Automação ganha espaço em todas as etapas da agricultura brasileira

Processos automatizados estão ganhando espaço na agricultura brasileira, desde a análise e preparo do solo, passando pelo plantio até chegar à colheita. Para que tudo isso aconteça, contar com maquinários e equipamentos automatizados também passa a ser foco dos produtores rurais. É o que revela a pesquisa “Tecnologias do agronegócio brasileiro”, realizada pela Associação Brasileira de Automação-GS1 Brasil, com apoio da H2R Pesquisas.

O estudo realizou entrevistas com 370 empresas do agronegócio de todos os portes e em todo território nacional. “O principal objetivo é auxiliar na expansão do uso de tecnologias no setor do agronegócio brasileiro, com a possibilidade do aprimoramento de acordo com as necessidades identificadas”, explica o presidente da associação, João Carlos de Oliveira.

A adoção de piloto automático para máquinas e equipamentos já é realidade para boa parte das propriedades, assim como é feito também o monitoramento da lavoura. Os softwares de mapeamento com imagens por satélite estão presentes em 36% das fazendas e o drone, em 27%. Os softwares de monitoramento de lavoura são utilizados por 26% das propriedades, que também adotam dispositivos com feromônio para controle de pragas e dispositivos de luz para atração e captura de insetos.

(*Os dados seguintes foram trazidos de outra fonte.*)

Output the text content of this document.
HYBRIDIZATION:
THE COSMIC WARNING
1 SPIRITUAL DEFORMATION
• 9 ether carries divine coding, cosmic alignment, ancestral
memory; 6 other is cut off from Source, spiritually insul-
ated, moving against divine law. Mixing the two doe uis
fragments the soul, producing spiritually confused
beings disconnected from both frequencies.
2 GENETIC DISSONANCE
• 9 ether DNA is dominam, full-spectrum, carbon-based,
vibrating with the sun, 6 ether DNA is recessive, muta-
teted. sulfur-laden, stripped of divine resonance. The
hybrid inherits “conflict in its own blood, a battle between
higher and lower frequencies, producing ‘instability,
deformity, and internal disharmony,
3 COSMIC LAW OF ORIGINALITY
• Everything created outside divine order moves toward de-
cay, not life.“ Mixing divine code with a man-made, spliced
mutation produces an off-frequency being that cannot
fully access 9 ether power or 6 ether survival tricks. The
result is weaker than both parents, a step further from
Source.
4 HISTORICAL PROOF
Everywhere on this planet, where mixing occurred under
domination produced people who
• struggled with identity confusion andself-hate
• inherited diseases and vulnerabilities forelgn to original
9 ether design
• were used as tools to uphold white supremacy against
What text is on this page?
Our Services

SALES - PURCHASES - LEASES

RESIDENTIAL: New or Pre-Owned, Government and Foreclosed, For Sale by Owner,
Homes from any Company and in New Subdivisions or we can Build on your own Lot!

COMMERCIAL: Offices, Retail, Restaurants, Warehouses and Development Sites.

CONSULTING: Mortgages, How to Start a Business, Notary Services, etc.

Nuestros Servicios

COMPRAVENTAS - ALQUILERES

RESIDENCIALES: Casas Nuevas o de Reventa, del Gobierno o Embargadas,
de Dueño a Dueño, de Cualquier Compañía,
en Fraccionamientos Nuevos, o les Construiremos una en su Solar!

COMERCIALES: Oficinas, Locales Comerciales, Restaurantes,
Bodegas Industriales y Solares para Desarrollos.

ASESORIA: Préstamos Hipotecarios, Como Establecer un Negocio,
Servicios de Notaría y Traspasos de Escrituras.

A pesquisa também conta com a mensuração de tecnologias de automação em diversos macroprocessos, avaliando a posse e uso de tecnologias desde o pré-plantio, passando pelo processo de plantio e colheita. No pré-plantio, é avaliada a utilização de amostradores de solo, tratadores de sementes, sensores de umidade, de temperatura, além de sensores meteorológicos e para análise da terra.

Durante o processo de plantio, foram avaliados o uso de plantadeiras, irrigadoras, pulverizadores e até o uso de softwares de inteligência. A colheita também é avaliada, considerando desde itens comuns como colheitadeiras e tratores até o armazenamento em silos com controles por sensores.

Além dos macroprocessos, há a avaliação do ambiente das fazendas, das quais 25% possuem sistema inteligente para captação de água, 21% sistema alternativo para produção de energia e 20% contam com estação meteorológica. O acesso à internet é bem difundido. Ao todo, 82% das fazendas responderam que possuem acesso. No entanto, muitas vezes é limitado à localização da sede, funcionando em todo território para apenas um terço dos entrevistados.

A pesquisa revela ainda que, quanto ao gerenciamento do negócio, as planilhas de Excel são uma prática comum nas fazendas, e fazem parte da rotina de 61% das grandes empresas, de 72% das médias e de 56% das pequenas. A ferramenta convive com softwares de mercado e softwares desenvolvidos pela própria empresa.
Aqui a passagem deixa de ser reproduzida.